Final Rating: ***1/2
Naoya Ogawa vs. Matt Ghaffari
Do you think perhaps they tried to book someone else for this show and it fell through? I find it hard to believe that first choice was Iranian born US Olympian Matt Ghaffari. They do have a history as Ogawa inflicted Ghaffari’s only MMA loss (he was 0-1 career). So here’s Ghaffari, so hell bent on revenge, he’s in HUSTLE to challenge Ogawa. Ghaffari went to the same Olympic Games as Kurt Angle, at a different weight class, and won a silver. He does have a pedigree but he’s not a pro wrestler. He wrestled for Zero1 (naturally) the previous year but he’s not experienced enough to be in a main event.
Luckily Takada thinks Ghaffari isn’t ready too and derails the whole thing with a big old promo. The entire Monster Army attacks Ogawa, who he fends off with STOs, until the weight of numbers is too much. Specifically Silva’s weight. Ghaffari hits a splash and that’s it. Ghaffari, who only had to do one thing, could barely do that and never wrestled again.
Final Rating: -**
HUSTLE-2 is the auteur’s difficult second movie. The concept switches gears and suffers for it. They are still aping WWE but at this point are aping the Corporate Ministry and I don’t have time for that.
So this whole business leads to Ogawa vs Silva right?

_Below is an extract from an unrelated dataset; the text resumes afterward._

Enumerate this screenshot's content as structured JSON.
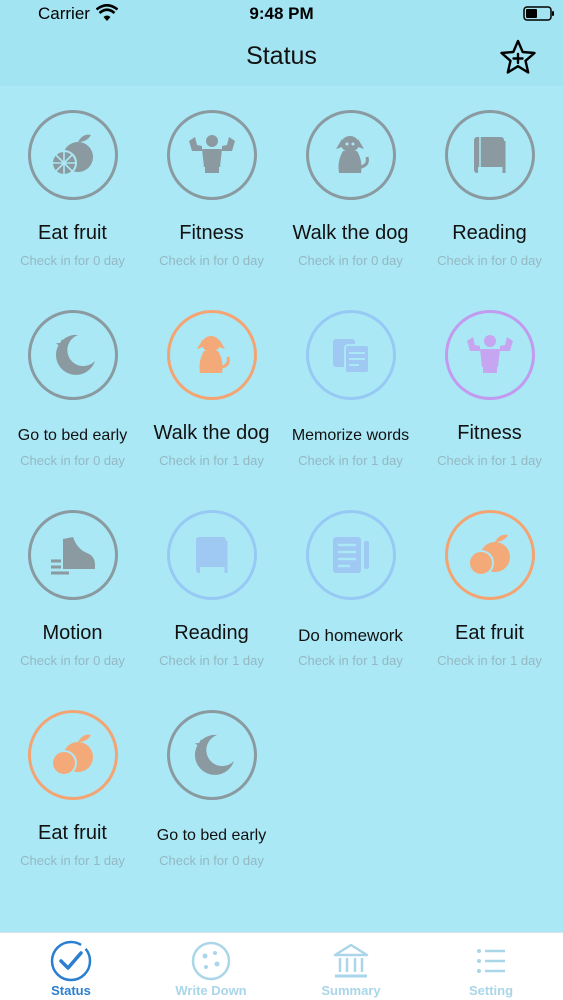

Nope; Ogawa & Hashimoto vs. Kevin Nash & Scott Hall. Which makes me think they couldn’t get their big star foreigner here. Mick Foley vs. Toshiaki Kawada on HUSTLE-3 too, so already all is forgiven for this unfortunate mis-hit.
In defence of HUSTLE-2 most of the undercard is ok and the more Kawada I get to experience the better. Kawada would be a regular feature on HUSTLE shows until almost the end. I am excited to see him work.